Prenant son courage à deux mains, il détacha finalement le sceau rougeoyant et extirpa le parchemin de son enveloppe. Quelques lignes introductives expliquant la notation – comme si après cinq ans, ils n’avaient toujours pas compris le fonctionnement – avant de finalement venir au principal : les notes. À mesure que ses yeux parcouraient le morceau de papier, ils s’écarquillaient de plus en plus. Sortilèges : acceptable, métamorphoses : acceptable, potions – oh surprise ! – efforts exceptionnels, et ainsi de suite... tiens, ces idiots de serpentard lui avaient finalement servi à apprendre quelque chose, il ne s’en était pas trop mal sorti en défense contre les forces du mal. Sans surprise, il avait lamentablement échoué en arithmancie et en divinations, mais passait de peu en runes. Il sentit ses mains trembler sous l’effet du soulagement. Un miracle, à n’en point douter. Lui qui avait toujours exaspéré ses professeurs par son manque de motivation et qui avait reçu maints reproches de la part de son directeur de maison au vu de ses réussites très relatives en potions, il avait finalement assez pour continuer de nombreuses matières... et s’éviter une carrière dans l’étude des moldus. La pression des examens semblait avoir suffi à lui donner un discret coup de fouet, assez avoir un peu plus de volontés dans ses BUSE que lorsqu’il s’agissait d’écrire un énième devoir, et lorsqu’il ne subissait par le regard courroucé de ses plus acariâtres professeurs et la moue moqueuse de ses camarades, il ne se révélait en fin de compte pas si mauvais.

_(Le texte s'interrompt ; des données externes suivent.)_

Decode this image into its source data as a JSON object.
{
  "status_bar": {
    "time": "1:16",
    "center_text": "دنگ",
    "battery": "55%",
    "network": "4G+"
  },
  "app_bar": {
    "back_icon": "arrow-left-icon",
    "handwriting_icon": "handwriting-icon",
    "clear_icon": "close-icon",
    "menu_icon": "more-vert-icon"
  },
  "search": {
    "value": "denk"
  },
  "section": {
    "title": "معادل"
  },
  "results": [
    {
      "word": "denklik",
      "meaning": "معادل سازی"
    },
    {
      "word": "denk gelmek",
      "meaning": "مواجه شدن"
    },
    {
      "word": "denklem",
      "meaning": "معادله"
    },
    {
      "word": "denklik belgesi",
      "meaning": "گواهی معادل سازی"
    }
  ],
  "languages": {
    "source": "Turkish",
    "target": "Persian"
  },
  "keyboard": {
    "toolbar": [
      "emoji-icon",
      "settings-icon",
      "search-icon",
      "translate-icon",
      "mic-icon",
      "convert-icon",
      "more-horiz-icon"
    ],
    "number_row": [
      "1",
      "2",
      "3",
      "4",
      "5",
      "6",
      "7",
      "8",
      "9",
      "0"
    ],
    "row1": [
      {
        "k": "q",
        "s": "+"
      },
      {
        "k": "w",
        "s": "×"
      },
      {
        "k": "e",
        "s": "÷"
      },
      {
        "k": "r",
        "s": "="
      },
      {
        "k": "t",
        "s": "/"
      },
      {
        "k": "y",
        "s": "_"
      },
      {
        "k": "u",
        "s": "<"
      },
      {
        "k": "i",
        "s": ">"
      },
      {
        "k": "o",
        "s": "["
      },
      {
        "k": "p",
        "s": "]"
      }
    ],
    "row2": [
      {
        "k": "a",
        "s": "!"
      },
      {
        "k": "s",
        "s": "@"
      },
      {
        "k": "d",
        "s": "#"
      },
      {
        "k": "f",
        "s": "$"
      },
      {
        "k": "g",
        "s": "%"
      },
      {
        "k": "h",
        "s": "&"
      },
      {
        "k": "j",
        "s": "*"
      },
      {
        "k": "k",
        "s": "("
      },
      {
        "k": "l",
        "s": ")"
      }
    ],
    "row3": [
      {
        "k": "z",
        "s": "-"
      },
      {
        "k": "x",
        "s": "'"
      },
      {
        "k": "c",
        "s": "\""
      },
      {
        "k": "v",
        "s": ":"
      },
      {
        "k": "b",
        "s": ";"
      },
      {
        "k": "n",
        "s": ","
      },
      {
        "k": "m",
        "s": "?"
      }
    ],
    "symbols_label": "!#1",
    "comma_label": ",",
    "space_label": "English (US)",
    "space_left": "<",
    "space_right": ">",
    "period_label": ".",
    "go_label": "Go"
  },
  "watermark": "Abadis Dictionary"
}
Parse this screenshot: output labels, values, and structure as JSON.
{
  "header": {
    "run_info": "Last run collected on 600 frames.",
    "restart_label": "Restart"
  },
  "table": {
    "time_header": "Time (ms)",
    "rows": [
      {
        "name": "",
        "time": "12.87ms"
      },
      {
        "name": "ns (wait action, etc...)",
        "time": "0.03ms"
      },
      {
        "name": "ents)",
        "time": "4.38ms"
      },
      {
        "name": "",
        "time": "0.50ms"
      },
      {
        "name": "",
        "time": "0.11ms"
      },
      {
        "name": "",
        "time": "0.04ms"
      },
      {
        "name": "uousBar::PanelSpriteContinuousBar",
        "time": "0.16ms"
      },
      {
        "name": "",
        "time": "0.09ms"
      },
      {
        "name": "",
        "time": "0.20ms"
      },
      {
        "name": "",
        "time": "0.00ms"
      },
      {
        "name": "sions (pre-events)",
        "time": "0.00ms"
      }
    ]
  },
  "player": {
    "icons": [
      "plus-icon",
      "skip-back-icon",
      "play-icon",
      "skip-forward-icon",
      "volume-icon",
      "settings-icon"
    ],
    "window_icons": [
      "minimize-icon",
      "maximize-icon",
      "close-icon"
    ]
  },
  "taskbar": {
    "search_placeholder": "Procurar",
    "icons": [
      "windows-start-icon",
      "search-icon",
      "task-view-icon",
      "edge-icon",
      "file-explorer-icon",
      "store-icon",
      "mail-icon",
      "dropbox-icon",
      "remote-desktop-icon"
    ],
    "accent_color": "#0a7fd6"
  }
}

C’était étrange de voir à quel point il avait pu changer ses perspectives si rapidement, alors qu’il demeurait jusque-là hermétique à toute forme de raison : ni l’ouverture de la chambre des secrets, ni le tournoi des trois sorciers n’avaient su lui mettre un peu de plomb dans la tête. Auparavant, il se moquait bien de ses résultats scolaires et la moyenne tout juste correcte qu’il avait le satisfaisait amplement, mais un sursaut d’intérêt à la vue de ses notes semblait être une source suffisante de motivation pour qu’il mette un peu de cœur à l’ouvrage dans ses devoirs estivaux. Il avait bénéficié d’un premier miracle, il ne pouvait compter sur un second ; et si on l’acceptait toujours dans les matières les plus importantes, il savait que des résultats si passables ne seraient pas suffisants pour les ASPICs.
* * *
Les lumières de Poudlard grandissaient à mesure que sa cariole avançait vers l’imposant monument. Sa dernière année, enfin. Quelque part, cette pensée le laissait mélancolique et pourtant, il l’avait attendu avec tant d’impatience, lui qui ne demandait qu’à être libérée de cette école qu’il n’avait jamais aimée. Mais il le sentait, c’était malgré tout la fin d’une chose importante de sa vie et l’on ne s’apprêtait pas à tourner définitivement une si longue page sans crainte.
« T’as vu le changement de ministre ? » demanda l’un de ses camarades, un des rares qu’il appelait « ami », affalé sur la banquette en face.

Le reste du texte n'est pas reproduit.